Development and Evaluation of Solid Witepsol Nanoparticles for Gene Delivery

Objectives: Gene therapy approaches have become increasingly attractive in the medical, pharmaceutical, and biotechnological industries due to their applicability in the treatment of diseases with no effective conventional therapy. Non-viral delivery using cationic solid lipid nanoparticles (cSLNs) can be useful to introduce large nucleic acids to target cells. A careful selection of components and their amounts is critical to obtain a successful delivery system. In this study, solid Witepsol nanoparticles were formulated, characterized, and evaluated in vitro for gene delivery purposes. Materials and Methods: Solid Witepsol nanoparticles were formulated through the microemulsion dilution technique using two grades of Witepsol and three surfactants, namely Cremephor RH40, Kolliphor HS15, and Peceol. Dimethyldioctadecylammonium bromide was incorporated into the system as a cationic lipid. Twelve combinations of these ingredients were formulated. The obtained nanoparticles were then evaluated for particle size, zeta potential, DNA binding and protection ability, cytotoxicity, and transfection ability. Results: Particle sizes of the prepared cationic cSLNs were between 13.43 +/- 0.06 and 68.80 +/- 0.78 nm. Their zeta potential, which is important for DNA binding efficiency, was determined at >+40 mV. Gel retardation assays revealed that the obtained cSLNs can form a compact complex with plasmid DNA (pDNA) encoding green fluorescent protein and that this complex can protect pDNA from DNase I-mediated degradation. Cytotoxicity evaluation of nanoparticles was performed on the L929 cell line. In vitro transfection data revealed that solid Witepsol nanoparticles could effectively transfect fibroblasts. Conclusion: Our findings indicate that solid Witepsol nanoparticles prepared using the microemulsion dilution technique are promising non-viral delivery systems for gene therapy.
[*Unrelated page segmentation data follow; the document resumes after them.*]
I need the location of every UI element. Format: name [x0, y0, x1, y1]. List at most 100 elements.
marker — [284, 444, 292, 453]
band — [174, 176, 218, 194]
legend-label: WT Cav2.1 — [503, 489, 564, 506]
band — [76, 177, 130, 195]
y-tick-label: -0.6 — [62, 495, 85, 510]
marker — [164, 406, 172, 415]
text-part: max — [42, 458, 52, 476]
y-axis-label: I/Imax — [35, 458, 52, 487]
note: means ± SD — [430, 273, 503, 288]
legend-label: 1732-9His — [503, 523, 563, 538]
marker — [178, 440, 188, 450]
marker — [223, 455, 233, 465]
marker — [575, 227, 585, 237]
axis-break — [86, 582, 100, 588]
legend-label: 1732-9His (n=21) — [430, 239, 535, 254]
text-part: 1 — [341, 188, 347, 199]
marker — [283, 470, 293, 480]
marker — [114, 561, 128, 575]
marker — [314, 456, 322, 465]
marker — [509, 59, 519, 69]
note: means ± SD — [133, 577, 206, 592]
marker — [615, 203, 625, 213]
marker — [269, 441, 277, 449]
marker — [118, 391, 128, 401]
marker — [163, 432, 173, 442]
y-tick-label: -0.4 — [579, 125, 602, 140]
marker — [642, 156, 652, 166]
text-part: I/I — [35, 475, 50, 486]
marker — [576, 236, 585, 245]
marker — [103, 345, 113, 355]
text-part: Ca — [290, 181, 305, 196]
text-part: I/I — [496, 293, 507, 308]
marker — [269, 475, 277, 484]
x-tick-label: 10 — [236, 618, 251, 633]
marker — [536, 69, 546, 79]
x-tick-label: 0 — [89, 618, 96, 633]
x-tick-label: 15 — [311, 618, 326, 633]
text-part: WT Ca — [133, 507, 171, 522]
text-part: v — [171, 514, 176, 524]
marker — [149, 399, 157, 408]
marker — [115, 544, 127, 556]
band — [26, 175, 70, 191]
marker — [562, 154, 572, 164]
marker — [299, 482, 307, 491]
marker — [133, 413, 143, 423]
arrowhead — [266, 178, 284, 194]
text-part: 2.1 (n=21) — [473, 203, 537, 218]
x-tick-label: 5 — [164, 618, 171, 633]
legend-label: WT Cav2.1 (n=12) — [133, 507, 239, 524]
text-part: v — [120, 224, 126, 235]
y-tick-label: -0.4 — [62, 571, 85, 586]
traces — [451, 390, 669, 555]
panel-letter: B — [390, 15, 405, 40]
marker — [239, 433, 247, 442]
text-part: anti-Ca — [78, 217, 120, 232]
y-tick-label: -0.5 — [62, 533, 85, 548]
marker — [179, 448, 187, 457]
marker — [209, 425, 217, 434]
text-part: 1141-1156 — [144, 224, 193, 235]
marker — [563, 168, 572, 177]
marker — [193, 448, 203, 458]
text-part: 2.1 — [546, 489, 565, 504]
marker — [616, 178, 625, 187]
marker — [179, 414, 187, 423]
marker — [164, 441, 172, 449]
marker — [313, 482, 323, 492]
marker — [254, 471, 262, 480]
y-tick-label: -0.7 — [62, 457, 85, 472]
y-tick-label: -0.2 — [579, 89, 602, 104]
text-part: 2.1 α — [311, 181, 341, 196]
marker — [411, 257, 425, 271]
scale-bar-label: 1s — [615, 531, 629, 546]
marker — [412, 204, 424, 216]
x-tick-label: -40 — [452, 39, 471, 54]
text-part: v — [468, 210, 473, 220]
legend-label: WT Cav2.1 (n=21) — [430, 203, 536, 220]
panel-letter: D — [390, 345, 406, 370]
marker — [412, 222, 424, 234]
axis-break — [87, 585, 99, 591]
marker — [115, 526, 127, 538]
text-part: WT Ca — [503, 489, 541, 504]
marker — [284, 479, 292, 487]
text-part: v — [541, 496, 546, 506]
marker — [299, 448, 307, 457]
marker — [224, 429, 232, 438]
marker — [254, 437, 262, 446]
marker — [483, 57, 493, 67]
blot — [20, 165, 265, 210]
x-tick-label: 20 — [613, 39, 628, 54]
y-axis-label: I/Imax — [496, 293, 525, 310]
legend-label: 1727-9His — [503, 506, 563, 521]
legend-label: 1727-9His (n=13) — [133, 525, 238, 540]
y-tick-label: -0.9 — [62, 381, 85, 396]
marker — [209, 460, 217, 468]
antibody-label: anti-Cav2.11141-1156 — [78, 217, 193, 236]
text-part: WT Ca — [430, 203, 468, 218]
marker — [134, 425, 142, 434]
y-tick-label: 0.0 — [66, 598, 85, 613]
Scientific and Technological Research Council of Turkey (TUBITAK) [218S840]; Izmir Katip Celebi University Research Fund [2020-ODL-ECZF-0001]
This study has been financially supported by the Scientific and Technological Research Council of Turkey (TUBITAK) under grant code 218S840 and Izmir Katip Celebi University Research Fund under grant code 2020-ODL-ECZF-0001. This paper is dedicated to the memory of our co-author dear Selen Isar, who sadly passed away on Wednesday, December 9th, 2020.